German, Swiss governments kinder than U.S. to GM execs
This post was written by colleague Christiaan Hetzner.
Listening to GM Europe CEO Carl-Peter Forster (right), there is a big side benefit of having the thankless job of running a business in danger of being dragged under by its foundering parent.
For one, you are not publicly humiliated by lawmakers with an ax to grind the next time you try and hit them up for aid.
Whereas U.S. congressmen eager to score points with taxpayers were just itching to take turns tag-teaming his boss Rick Wagoner, Forster said he is treated with far more respect and understanding by the German and Swedish governments when he participates in discussions over receiving billions in state loan guarantees. GM is looking to sell its Saab brand in Sweden.
Asked at the Detroit auto show whether the talks were considered in Europe to be as controversial as those in Washington, Forster replied: “Interestingly enough, the Europeans take a very, very different approach. Much less hostile, virtually not hostile at all, seeing the automotive industry as a very important industry.”

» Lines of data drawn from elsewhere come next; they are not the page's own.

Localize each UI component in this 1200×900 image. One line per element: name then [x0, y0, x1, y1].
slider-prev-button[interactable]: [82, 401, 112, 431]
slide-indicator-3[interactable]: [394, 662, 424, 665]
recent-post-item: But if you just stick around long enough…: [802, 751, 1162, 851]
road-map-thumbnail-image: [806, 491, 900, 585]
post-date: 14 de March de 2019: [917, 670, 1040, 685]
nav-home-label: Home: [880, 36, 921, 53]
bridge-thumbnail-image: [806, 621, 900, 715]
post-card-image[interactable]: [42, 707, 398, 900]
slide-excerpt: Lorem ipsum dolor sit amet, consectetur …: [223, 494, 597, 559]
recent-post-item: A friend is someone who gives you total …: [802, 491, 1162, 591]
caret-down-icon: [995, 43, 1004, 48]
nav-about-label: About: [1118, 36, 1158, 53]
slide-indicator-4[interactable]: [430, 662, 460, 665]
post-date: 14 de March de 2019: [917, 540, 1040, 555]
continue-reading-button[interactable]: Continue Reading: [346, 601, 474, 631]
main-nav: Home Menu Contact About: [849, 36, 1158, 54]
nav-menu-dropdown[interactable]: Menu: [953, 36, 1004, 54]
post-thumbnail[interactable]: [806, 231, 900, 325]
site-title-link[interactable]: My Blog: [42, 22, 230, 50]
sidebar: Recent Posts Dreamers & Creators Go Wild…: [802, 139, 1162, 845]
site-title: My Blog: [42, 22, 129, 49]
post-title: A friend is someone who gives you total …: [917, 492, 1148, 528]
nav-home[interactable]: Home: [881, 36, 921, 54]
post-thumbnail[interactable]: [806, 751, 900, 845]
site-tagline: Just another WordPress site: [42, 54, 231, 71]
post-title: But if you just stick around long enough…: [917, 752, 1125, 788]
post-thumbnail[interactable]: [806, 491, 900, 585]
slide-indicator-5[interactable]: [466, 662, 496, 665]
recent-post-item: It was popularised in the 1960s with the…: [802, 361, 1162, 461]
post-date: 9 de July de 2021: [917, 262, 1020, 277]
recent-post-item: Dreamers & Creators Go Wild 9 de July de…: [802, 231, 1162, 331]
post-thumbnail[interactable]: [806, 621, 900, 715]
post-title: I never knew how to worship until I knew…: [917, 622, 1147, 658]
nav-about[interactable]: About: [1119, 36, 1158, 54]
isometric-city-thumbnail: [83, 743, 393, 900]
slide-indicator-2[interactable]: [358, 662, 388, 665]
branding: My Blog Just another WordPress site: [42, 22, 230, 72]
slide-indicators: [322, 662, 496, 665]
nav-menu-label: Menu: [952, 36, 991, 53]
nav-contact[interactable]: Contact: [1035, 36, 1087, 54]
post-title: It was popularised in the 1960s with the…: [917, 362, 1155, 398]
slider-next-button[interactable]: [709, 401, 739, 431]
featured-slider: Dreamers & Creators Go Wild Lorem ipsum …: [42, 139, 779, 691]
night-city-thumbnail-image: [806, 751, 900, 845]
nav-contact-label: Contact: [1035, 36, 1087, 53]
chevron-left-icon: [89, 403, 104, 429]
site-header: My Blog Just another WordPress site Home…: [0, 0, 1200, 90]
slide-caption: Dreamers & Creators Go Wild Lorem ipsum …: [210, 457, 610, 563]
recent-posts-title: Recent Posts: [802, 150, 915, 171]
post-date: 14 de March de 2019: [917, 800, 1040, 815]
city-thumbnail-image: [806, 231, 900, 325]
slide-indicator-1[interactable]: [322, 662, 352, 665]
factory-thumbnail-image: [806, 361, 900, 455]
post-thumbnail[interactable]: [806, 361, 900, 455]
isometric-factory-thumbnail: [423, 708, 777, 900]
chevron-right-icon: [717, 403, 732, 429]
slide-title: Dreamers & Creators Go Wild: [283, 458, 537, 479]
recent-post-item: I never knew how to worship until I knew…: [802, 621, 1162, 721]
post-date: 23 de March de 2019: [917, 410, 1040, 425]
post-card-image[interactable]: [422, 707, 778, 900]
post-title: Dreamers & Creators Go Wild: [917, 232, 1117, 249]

GM Europe has a funding requirement peaking this year, in part due to this year’s roll-out of the new Opel Astra and Saab 9-5 cars, key models for both brands.
“They (state officials) understand the extraordinary circumstances in Europe — by the way, the circumstances in the U.S. are even more extraordinary than in Europe. They know how important the industry is for the European economy and particularly for certain member states like Germany, France, Italy, the UK and so on. Absolutely no hostility, very open, understand the situation and try to come up with a solution.”
Perhaps lawmakers in the more socialist governments across the Atlantic better realize what would happen if Opel or Saab cannot get the loan guarantees needed to access to the European Investment Bank’s 16 billion-euro fund for the European auto industry, which is only open to companies with an investment grade rating.